Natures wonders: plant and fungus in symbiosis (Introduction)

by David Turell @, Sunday, April 23, 2017, 01:48 (2522 days ago) @ dhw


From the article on “whales”:
QUOTE: "With this new fossil find, however, dating to 49 million years ago (bear in mind that Pakicetus lived around 53 million years ago), this means that the first fully aquatic whales now date to around the time when walking whales (Ambulocetus) first appear. This substantially reduces the window of time in which the Darwinian mechanism has to accomplish truly radical engineering innovations and genetic rewiring to perhaps just five million years — or perhaps even less."

David’s comment: The planning required for these changes is very complex and requires intricate and complicated coordination for it all to work. Only God's mind can do it in the known time frame.

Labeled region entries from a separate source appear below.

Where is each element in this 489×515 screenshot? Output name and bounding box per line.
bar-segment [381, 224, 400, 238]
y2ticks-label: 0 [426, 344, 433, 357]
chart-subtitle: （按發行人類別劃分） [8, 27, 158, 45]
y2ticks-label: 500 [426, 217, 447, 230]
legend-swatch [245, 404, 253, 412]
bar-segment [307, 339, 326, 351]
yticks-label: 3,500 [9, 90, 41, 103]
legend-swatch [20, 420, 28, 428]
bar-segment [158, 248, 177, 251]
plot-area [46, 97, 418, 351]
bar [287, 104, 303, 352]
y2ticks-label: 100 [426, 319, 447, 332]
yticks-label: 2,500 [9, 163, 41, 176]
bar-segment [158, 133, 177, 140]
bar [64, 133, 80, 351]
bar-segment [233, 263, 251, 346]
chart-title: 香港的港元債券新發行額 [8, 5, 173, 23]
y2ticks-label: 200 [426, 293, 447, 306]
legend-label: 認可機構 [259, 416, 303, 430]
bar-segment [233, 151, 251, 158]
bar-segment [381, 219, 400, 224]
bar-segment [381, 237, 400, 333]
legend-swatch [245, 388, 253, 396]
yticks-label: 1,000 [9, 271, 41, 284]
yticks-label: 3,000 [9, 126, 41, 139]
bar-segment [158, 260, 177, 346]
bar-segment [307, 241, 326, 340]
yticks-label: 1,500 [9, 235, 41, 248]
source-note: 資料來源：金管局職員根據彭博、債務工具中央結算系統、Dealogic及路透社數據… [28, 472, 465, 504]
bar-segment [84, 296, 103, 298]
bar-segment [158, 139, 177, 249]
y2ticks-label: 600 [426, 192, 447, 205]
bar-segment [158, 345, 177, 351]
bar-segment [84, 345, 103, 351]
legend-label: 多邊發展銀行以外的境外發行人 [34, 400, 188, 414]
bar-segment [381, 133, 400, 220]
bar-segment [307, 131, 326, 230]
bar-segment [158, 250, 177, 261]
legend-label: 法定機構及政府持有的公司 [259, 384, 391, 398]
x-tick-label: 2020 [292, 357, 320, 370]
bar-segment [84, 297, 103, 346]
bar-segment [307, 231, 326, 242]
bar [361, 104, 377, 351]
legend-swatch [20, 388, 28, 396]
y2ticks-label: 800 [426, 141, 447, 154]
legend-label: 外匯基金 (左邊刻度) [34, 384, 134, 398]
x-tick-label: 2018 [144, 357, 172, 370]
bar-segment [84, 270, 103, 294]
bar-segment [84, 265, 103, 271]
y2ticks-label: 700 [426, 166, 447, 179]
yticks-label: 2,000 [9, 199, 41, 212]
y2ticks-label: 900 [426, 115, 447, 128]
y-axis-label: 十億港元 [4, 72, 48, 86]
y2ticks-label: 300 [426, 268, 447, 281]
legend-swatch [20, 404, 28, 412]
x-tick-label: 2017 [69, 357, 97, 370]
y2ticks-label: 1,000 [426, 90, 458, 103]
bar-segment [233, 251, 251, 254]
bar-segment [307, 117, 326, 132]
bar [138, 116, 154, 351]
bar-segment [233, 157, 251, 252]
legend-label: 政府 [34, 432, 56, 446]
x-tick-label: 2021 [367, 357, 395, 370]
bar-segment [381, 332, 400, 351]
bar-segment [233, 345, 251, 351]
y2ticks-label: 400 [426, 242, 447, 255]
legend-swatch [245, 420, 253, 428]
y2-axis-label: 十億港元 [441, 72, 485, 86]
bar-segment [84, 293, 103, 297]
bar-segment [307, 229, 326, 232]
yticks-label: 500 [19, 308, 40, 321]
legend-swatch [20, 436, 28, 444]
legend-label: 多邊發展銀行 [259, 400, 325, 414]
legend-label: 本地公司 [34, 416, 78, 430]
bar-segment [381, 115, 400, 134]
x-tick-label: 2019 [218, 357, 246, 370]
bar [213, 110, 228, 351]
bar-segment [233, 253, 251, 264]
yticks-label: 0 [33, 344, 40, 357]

dhw: Nobody knows how innovation occurs or how long it would take an intelligent organism to redesign itself. Five million years hardly represents a saltation. If we allow ten years for each generation, we have 500,000 generations of pre-whales to design these innovations. Please tell me on what authority anyone can state that 500,000 generations of intelligent organisms are not enough to design the engineering and do the rewiring.

The article has a discussion of mutation rates, which is different than looking at generational rates:

"The equations of population genetics predict that – assuming an effective population size of 100,000 individuals per generation, and a generation turnover time of 5 years (according to Richard Sternberg’s calculations and based on equations of population genetics applied in the Durrett and Schmidt paper), that one may reasonably expect two specific co-ordinated mutations to achieve fixation in the timeframe of around 43.3 million years. When one considers the magnitude of the engineering fete, such a scenario is found to be devoid of credibility."